Building Community
We are from St. Paul, Minnesota.
That was part of the brief introduction my wife and I gave as we met a new group of people with whom we would be traveling. It was on the heels of ICE significantly diminishing its presence in our state. I have always had a certain measure of pride in being from Minnesota, but like many, I feel it now more than ever. As we got to know other group members and they inquired about the experience of living through what they had only read about, several group members literally thanked us for what we had done with resisting ICE. In many respects, it felt like what I imagine it is like for veterans when they hear someone thank them for their service. We, of course, knew our part was small and less consequential than others. All the same, we felt pride in our state, our city, our neighborhoods.
In many respects, spring is a season for the unleashing of pride. Parents are filled with pride as the child they have encouraged and supported walks across the stage to receive their diploma or parents simply take a measure of their child’s maturing as they dress for a prom. Family and friends are filled with joy and pride as a young couple stands facing each other, committing themselves to a lifetime of love. It is a time of year when awards are given, achievements acknowledged and in all these things, pride is like a bouquet filling the room with its gentle and fragrant presence.

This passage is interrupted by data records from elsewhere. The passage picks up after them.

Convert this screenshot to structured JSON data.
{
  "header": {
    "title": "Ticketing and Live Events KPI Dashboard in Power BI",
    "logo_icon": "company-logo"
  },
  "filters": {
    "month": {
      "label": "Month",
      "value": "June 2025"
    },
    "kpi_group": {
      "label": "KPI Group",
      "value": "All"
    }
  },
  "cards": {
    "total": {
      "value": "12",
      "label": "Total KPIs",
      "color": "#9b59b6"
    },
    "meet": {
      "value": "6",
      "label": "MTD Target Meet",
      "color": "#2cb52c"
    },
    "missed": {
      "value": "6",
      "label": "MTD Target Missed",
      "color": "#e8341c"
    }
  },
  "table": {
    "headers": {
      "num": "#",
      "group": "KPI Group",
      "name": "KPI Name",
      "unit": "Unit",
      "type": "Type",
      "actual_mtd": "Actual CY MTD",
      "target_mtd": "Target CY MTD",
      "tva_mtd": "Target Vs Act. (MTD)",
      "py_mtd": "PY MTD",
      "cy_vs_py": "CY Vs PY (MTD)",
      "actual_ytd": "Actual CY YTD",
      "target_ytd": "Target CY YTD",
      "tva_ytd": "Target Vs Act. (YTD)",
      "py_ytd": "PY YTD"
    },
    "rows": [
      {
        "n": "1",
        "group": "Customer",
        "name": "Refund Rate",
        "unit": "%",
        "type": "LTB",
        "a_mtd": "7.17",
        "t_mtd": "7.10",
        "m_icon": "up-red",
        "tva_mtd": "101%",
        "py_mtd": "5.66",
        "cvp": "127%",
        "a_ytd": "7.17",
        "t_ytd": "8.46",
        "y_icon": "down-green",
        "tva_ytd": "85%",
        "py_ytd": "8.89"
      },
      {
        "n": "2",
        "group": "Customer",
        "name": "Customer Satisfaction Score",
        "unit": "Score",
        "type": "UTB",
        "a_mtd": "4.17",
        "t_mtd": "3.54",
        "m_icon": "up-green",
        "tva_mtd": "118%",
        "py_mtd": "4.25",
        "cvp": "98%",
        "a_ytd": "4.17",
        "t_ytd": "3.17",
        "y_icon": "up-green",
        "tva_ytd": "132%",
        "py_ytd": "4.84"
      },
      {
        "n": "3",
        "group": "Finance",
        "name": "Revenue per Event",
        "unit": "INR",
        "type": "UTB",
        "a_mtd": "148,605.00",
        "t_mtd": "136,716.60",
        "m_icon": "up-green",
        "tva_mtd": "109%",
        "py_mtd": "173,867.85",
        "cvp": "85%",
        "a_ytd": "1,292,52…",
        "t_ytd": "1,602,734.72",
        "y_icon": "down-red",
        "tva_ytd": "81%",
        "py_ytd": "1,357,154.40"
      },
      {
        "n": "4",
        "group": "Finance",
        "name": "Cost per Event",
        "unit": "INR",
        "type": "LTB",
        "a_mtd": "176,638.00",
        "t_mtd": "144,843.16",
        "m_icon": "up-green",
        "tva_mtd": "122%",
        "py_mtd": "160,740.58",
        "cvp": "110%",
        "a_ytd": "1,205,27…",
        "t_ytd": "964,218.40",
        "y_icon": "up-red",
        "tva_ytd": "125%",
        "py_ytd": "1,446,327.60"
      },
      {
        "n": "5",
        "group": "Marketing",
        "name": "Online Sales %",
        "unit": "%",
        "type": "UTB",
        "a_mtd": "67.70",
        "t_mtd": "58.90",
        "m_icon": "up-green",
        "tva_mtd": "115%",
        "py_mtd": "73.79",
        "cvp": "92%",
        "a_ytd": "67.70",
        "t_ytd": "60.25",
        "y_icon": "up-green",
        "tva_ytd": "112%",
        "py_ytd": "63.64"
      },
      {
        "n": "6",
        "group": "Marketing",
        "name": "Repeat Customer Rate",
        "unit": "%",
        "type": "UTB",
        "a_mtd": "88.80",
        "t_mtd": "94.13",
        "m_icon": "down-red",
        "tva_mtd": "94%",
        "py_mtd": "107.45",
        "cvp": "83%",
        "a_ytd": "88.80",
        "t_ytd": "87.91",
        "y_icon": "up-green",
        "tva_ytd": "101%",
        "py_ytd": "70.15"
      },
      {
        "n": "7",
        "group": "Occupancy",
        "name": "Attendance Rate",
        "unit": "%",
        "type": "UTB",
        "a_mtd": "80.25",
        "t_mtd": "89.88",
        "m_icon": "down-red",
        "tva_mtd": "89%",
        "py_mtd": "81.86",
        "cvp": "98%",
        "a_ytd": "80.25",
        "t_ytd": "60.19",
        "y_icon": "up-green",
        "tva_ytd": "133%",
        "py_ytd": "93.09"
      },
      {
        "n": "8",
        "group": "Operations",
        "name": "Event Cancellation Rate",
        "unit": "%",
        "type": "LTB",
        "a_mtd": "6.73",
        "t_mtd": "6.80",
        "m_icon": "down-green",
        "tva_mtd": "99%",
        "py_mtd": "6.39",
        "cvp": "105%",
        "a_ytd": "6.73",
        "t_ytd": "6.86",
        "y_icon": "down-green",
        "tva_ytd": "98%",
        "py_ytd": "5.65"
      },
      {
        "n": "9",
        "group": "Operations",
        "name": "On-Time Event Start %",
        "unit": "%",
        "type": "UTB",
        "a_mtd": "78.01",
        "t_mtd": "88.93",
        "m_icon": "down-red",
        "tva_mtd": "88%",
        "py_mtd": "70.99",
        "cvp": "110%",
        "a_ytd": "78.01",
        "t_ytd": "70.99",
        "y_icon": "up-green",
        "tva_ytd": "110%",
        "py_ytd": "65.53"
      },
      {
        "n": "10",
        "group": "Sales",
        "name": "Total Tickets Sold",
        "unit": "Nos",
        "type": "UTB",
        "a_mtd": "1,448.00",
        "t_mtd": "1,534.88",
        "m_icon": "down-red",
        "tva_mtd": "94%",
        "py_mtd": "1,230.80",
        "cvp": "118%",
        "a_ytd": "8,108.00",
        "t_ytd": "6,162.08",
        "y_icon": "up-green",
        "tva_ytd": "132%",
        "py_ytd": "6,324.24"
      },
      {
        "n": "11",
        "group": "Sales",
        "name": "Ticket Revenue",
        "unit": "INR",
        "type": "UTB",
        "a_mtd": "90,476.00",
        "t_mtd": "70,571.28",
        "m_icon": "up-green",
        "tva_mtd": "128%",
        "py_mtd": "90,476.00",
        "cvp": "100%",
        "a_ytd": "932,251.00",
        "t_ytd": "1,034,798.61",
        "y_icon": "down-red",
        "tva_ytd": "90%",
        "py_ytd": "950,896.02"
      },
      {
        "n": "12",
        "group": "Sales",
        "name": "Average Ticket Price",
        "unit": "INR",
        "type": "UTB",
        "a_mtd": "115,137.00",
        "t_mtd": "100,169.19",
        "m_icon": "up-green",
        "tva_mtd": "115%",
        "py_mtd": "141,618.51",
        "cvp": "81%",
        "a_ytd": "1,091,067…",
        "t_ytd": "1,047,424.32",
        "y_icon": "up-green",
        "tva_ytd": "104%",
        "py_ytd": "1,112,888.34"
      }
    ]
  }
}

As a virtue, pride is essential. It reminds us of our self-worth, our dignity. It can come from the things we do and accomplish or it can come from our identity, our belonging to a particular group or place. We are proud of our community, its many historic and new restaurants, thriving coffee shops, breweries, independent businesses, parks or annual events like the Art Crawl. Black pride, gay pride or any identity pride often came into being because people have been told that their particular identity makes them lesser and therefore not deserving of pride. To claim pride is to claim your worth. Pride is strongest, however, when it comes from the awareness we have great value and worth just by being, requiring no achievement or affiliation, but simply our existence is sufficient to feel pride. In religious terms, this is what is meant to be created in the image of God. Every human being is entitled to this pride.
Unfortunately, pride is not only recognized as a needed virtue, it can also become a destructive vice. It is considered a foundational stone on which other destructive vices are built like greed, vanity or envy. Proverbs in the Hebrew Scriptures warns. “Pride goes before destruction and a haughty spirit before a fall.” Pride as a vice is the polar opposite of humility. White supremacists have pride in their identity, but it demands the diminishment of other identities. Rather than graciously receive praise, destructive pride demands adulation, including such things as having one’s name affixed in places of prominence. Pride as a vice seeks to fill a void, a hole that no amount of praise or adulation can ever fill because it is disconnected from an internal awareness of value and worth.
Pride can be either a virtue enhancing life or a vice diminishing life. Recently a friend of ours showed us her new tattoo. It was the Minnesota resistance loon sitting proudly and strongly on cubes of ice. When ICE was terrorizing children and their parents, she was part of a group of teachers who helped organize meals for families, bringing food to their homes. The loon symbolized the pride she felt in being part of a group that showed compassion and caring for those in need. Hers was a pride that enhanced life.
Communities are strongest; our state is strongest, when our shared pride is based precisely on the way we work together in building spaces and places where all are welcome and everyone can thrive, where each one can discover the pride of knowing their own value and worth.